Looking back to when your family was new to OC, what events (Open Campus Days, Parents’ Meetings, Open Mic Night, etc.) helped your family become more connected to the OC community?

We love Community Days, especially the Resource Fair in October. Some of our best moments come when lingering after program days in and around the Sand Pit. I have had and continue to have so many great, frequently-interrupted conversations while chasing Wally around the campus at the end of the day. The Pausing Ceremony is a beautiful way to close the year and celebrate together.

 

Also, because our restaurant has catered the last two OC Graduation ceremonies, we have had the opportunity to witness the most beautiful, personal and unique ritual that OC celebrates. To call it “graduation” might be to undersell the touching tribute to individuals that it actually is. We were so touched by the stories the facilitators shared, and they really brought home for us how loved the young people are in this special place.

 

What could OC do to further your (the parent’s) experience, help you reach your un-met goals, or pursue them in a more effective or enjoyable manner?

I am very excited that a mentoring program started this year.
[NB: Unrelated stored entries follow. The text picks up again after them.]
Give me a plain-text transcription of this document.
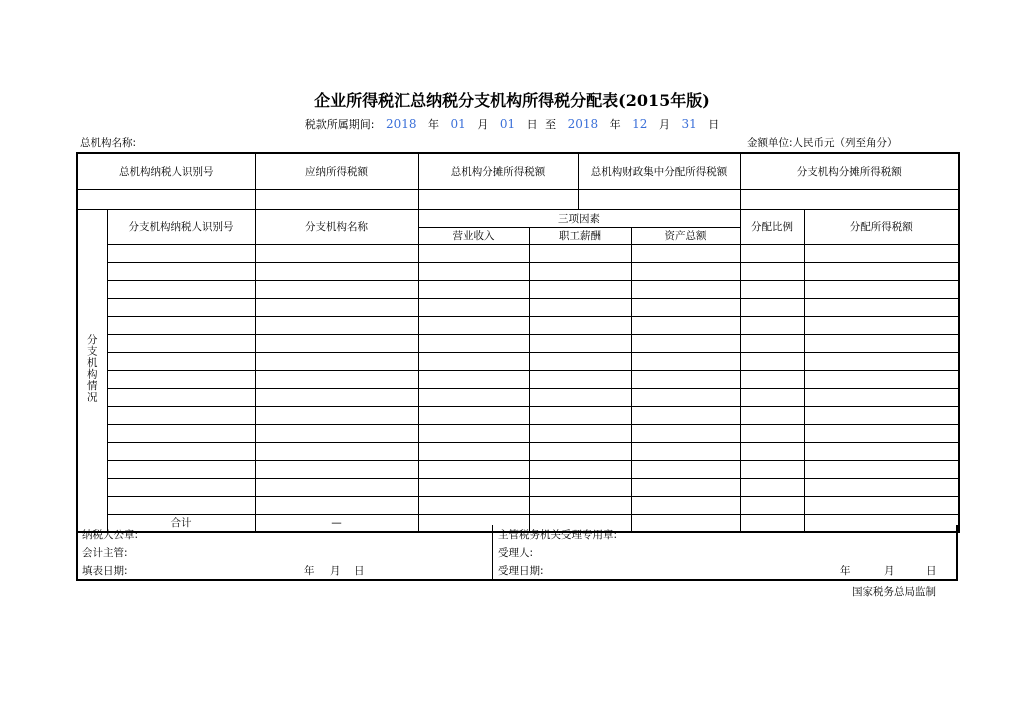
企业所得税汇总纳税分支机构所得税分配表(2015年版)
税款所属期间: 2018 年 01 月 01 日 至 2018 年 12 月 31 日
总机构名称:	金额单位:人民币元（列至角分）
总机构纳税人识别号		应纳所得税额	总机构分摊所得税额		总机构财政集中分配所得税额		分支机构分摊所得税额	

分支机构情况	分支机构纳税人识别号	分支机构名称	三项因素				分配比例	分配所得税额
			营业收入	职工薪酬		资产总额		

	合计	—						
纳税人公章:
会计主管:
填表日期:	年 月 日
主管税务机关受理专用章:
受理人:
受理日期:	年	月	日
国家税务总局监制
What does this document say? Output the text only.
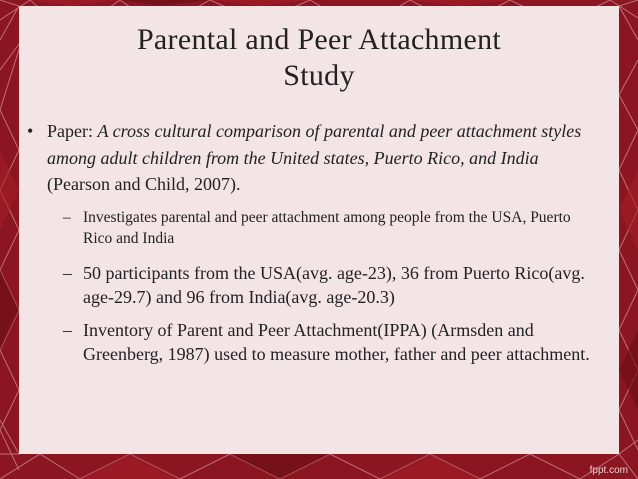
Parental and Peer Attachment
Study
• Paper: A cross cultural comparison of parental and peer attachment styles among adult children from the United states, Puerto Rico, and India (Pearson and Child, 2007).
– Investigates parental and peer attachment among people from the USA, Puerto Rico and India
– 50 participants from the USA(avg. age-23), 36 from Puerto Rico(avg. age-29.7) and 96 from India(avg. age-20.3)
– Inventory of Parent and Peer Attachment(IPPA) (Armsden and Greenberg, 1987) used to measure mother, father and peer attachment.
fppt.com
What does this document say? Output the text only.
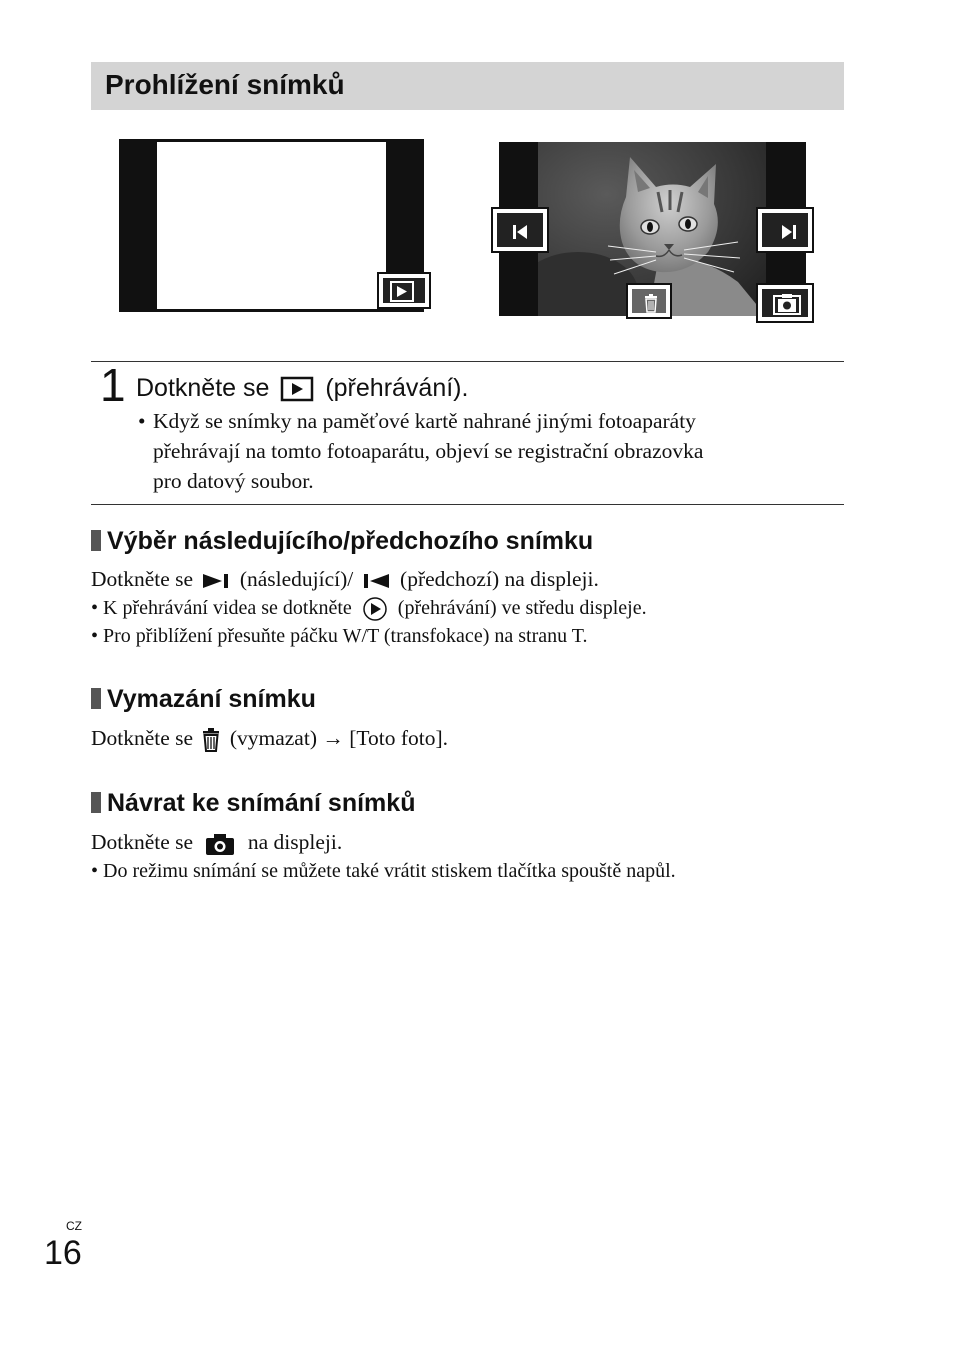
Prohlížení snímků
1 Dotkněte se (přehrávání).
• Když se snímky na paměťové kartě nahrané jinými fotoaparáty
přehrávají na tomto fotoaparátu, objeví se registrační obrazovka
pro datový soubor.
Výběr následujícího/předchozího snímku
Dotkněte se (následující)/ (předchozí) na displeji.
• K přehrávání videa se dotkněte (přehrávání) ve středu displeje.
• Pro přiblížení přesuňte páčku W/T (transfokace) na stranu T.
Vymazání snímku
Dotkněte se (vymazat) → [Toto foto].
Návrat ke snímání snímků
Dotkněte se	na displeji.
• Do režimu snímání se můžete také vrátit stiskem tlačítka spouště napůl.
CZ
16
I think this is a great way to bring new families into the fold more quickly. Although I am very outgoing, it took a while to learn names and feel truly connected with a few other families. I think it would also be great to have pictures of facilitators with their names displayed prominently somewhere at the start of the year. When you are new, there are so many names to learn.

 

Finally, as a new homeschooler last year, I would have loved to share all of my fears and concerns in a sort of support group. So many of the amazing, extraordinary, experienced homeschoolers came across as so confident; sometimes it was hard to admit that I was riddled with self-doubt. Many facilitators shared with me that they always knew they wanted to homeschool their own families, or that they were homeschooled themselves. That perspective is so important to our community. Having role models who are themselves the accomplished and happy products of a homeschool education is enough to make me cry with gratitude. For my family, however, last year was the start of a different sort of journey that we never expected to make. Despite the delights it brought, it was a year of uncertainty. We were learning to let go of past expectations. Jeremy and I needed to be un-schooled a bit ourselves. Finding others who were also feeling growing pains took time and a certain amount of bold outreach/bold lamenting on my part. In the future, I would love to be a person (or part of a team) for families new to homeschooling to look to for reassurance and friendship when they are experiencing doubt about this big bold choice.